U.S. real estate securities overcame macro headwinds in 2011 to advance and significantly outperform the broader U.S. equity market. REITs trended upward through July, aided by a steady improvement in real estate fundamentals and low and declining financing costs. However, August brought severe volatility to REITs and broader global capital markets as investors reacted to unsettling developments; the U.S. economy suddenly appeared vulnerable to recession, Standard & Poor’s issued its first U.S. credit rating downgrade, Europe’s sovereign debt crisis began to spread to the so-called “core” and China’s growth trajectory was beginning to slow.
While REITs struggled into September, the group generated fourth-quarter returns large enough to end the year with a gain. Fears of recession eased as late-period U.S. economic data stabilized and demonstrated moderate improvement; in Europe, fiscal and monetary authorities seemed to get a temporary handle on the region’s formidable debt problems. Meanwhile, REITs reported third quarter earnings that generally met or exceeded expectations. They also continued to demonstrate ready access to capital, via equity and bond offerings and the refinancing of bank lines with improved terms.
Performance by property type varied widely. The self storage sector (total return of +35.2% in the index) was a standout, benefiting from accelerating cash flow growth driven by improving broader fundamentals, coupled with taking market share from smaller private operators. Apartment owners (+15.1%) also outperformed; fundamentals were aided by improving employment trends among a younger demographic that typically has a higher-than-average propensity to rent.
The gain in regional malls (+22.0%) was driven by a strong return from Simon Property Group, which owns high-quality malls and outlet centers in desirable locations. Certain lower-quality mall owners struggled; this performance reflected a wider sector trend in which companies with the better assets and stronger balance sheets outperformed their peers.

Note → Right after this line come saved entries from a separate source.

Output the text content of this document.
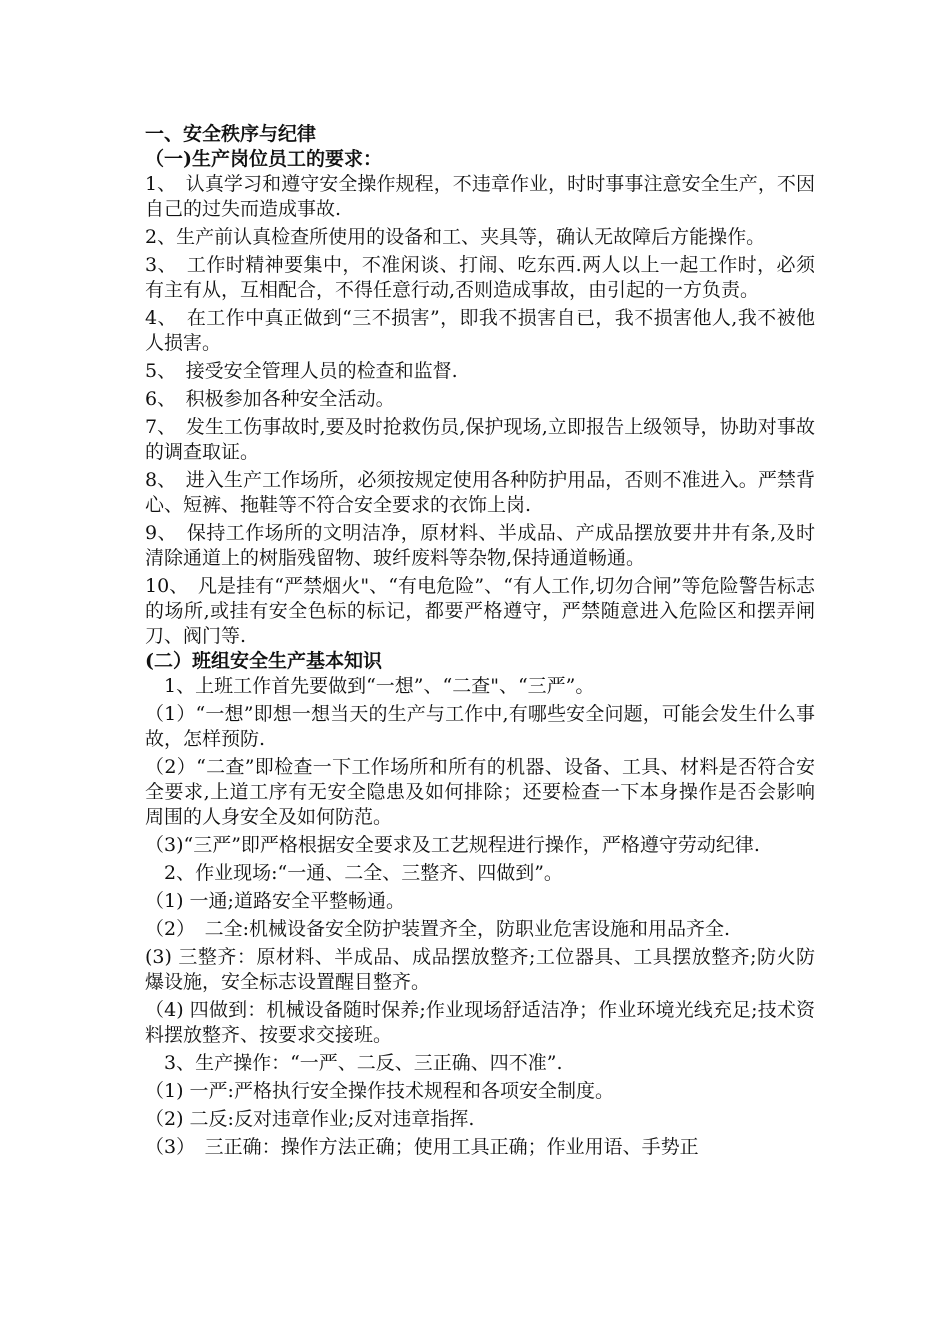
一、安全秩序与纪律

（一)生产岗位员工的要求：

1、　认真学习和遵守安全操作规程，不违章作业，时时事事注意安全生产，不因自己的过失而造成事故.

2、生产前认真检查所使用的设备和工、夹具等，确认无故障后方能操作。

3、　工作时精神要集中，不准闲谈、打闹、吃东西.两人以上一起工作时，必须有主有从，互相配合，不得任意行动,否则造成事故，由引起的一方负责。

4、　在工作中真正做到“三不损害”，即我不损害自已，我不损害他人,我不被他人损害。

5、　接受安全管理人员的检查和监督.

6、　积极参加各种安全活动。

7、　发生工伤事故时,要及时抢救伤员,保护现场,立即报告上级领导，协助对事故的调查取证。

8、　进入生产工作场所，必须按规定使用各种防护用品，否则不准进入。严禁背心、短裤、拖鞋等不符合安全要求的衣饰上岗.

9、　保持工作场所的文明洁净，原材料、半成品、产成品摆放要井井有条,及时清除通道上的树脂残留物、玻纤废料等杂物,保持通道畅通。

10、　凡是挂有“严禁烟火"、“有电危险”、“有人工作,切勿合闸”等危险警告标志的场所,或挂有安全色标的标记，都要严格遵守，严禁随意进入危险区和摆弄闸刀、阀门等.

(二）班组安全生产基本知识

　1、上班工作首先要做到“一想”、“二查"、“三严”。

（1）“一想”即想一想当天的生产与工作中,有哪些安全问题，可能会发生什么事故，怎样预防.

（2）“二查”即检查一下工作场所和所有的机器、设备、工具、材料是否符合安全要求,上道工序有无安全隐患及如何排除；还要检查一下本身操作是否会影响周围的人身安全及如何防范。

（3)“三严”即严格根据安全要求及工艺规程进行操作，严格遵守劳动纪律.

　2、作业现场:“一通、二全、三整齐、四做到”。

（1) 一通;道路安全平整畅通。

（2）　二全:机械设备安全防护装置齐全，防职业危害设施和用品齐全.

(3) 三整齐：原材料、半成品、成品摆放整齐;工位器具、工具摆放整齐;防火防爆设施，安全标志设置醒目整齐。

（4) 四做到：机械设备随时保养;作业现场舒适洁净；作业环境光线充足;技术资料摆放整齐、按要求交接班。

　3、生产操作：“一严、二反、三正确、四不准”.

（1) 一严:严格执行安全操作技术规程和各项安全制度。

（2) 二反:反对违章作业;反对违章指挥.

（3）　三正确：操作方法正确；使用工具正确；作业用语、手势正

Shopping center REITs (–0.7%) were among the underperformers. Compared with mall owners, who focus on higher income demographics, shopping centers tend to be susceptible to the broader issues of limited job and wage growth. The office sector (–0.8%) was restrained by declines in companies focused on suburban properties, where demand has been lackluster. Good performers included companies with office properties concentrated on the east and west coasts. Industrial property companies (–5.2%) declined as ProLogis, which is 80% of the sector, was hindered by slowing global growth. The company’s large presence in Europe was also a liability.

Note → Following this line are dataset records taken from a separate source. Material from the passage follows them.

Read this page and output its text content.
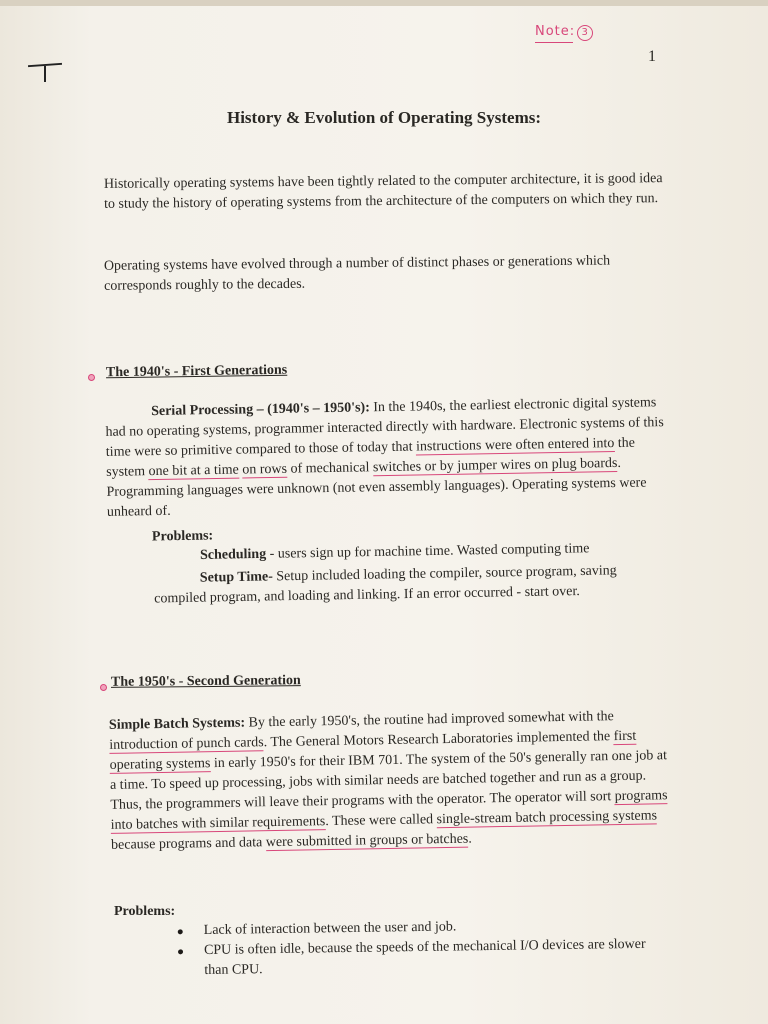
Note: 3
1
History & Evolution of Operating Systems:
Historically operating systems have been tightly related to the computer architecture, it is good idea to study the history of operating systems from the architecture of the computers on which they run.
Operating systems have evolved through a number of distinct phases or generations which corresponds roughly to the decades.
The 1940's - First Generations
Serial Processing – (1940's – 1950's): In the 1940s, the earliest electronic digital systems had no operating systems, programmer interacted directly with hardware. Electronic systems of this time were so primitive compared to those of today that instructions were often entered into the system one bit at a time on rows of mechanical switches or by jumper wires on plug boards. Programming languages were unknown (not even assembly languages). Operating systems were unheard of.
Problems:
Scheduling - users sign up for machine time. Wasted computing time
Setup Time- Setup included loading the compiler, source program, saving compiled program, and loading and linking. If an error occurred - start over.
The 1950's - Second Generation
Simple Batch Systems: By the early 1950's, the routine had improved somewhat with the introduction of punch cards. The General Motors Research Laboratories implemented the first operating systems in early 1950's for their IBM 701. The system of the 50's generally ran one job at a time. To speed up processing, jobs with similar needs are batched together and run as a group. Thus, the programmers will leave their programs with the operator. The operator will sort programs into batches with similar requirements. These were called single-stream batch processing systems because programs and data were submitted in groups or batches.
Problems:
Lack of interaction between the user and job.
CPU is often idle, because the speeds of the mechanical I/O devices are slower than CPU.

We expect GDP growth of between 1% and 2% in 2012, with modest but steady gains in employment. This should support continued gradual improvement in real estate fundamentals, given low new supply in most sectors. In this environment, we seek to identity markets with above-average employment (and income) trends. And in an election year that should present opportunities and risks, we will monitor how the results might affect employment in the financial and health care industries, and the Washington, D.C. market generally.
In terms of sector positioning, we like high-quality retail owners with portfolios able to thrive despite disintermediation from e-commerce or the potential loss of major tenants (e.g., Sears). We favor urban office owners that we believe should benefit from the growth of the technology, media and life science employment in markets such as San Francisco, Boston and New York. We expect that apartment companies will continue to benefit from positive demographic trends—the key 20-30 year old population group is expanding twice as fast as other segments. We remain underweight suburban offices, secondary retail and health care properties.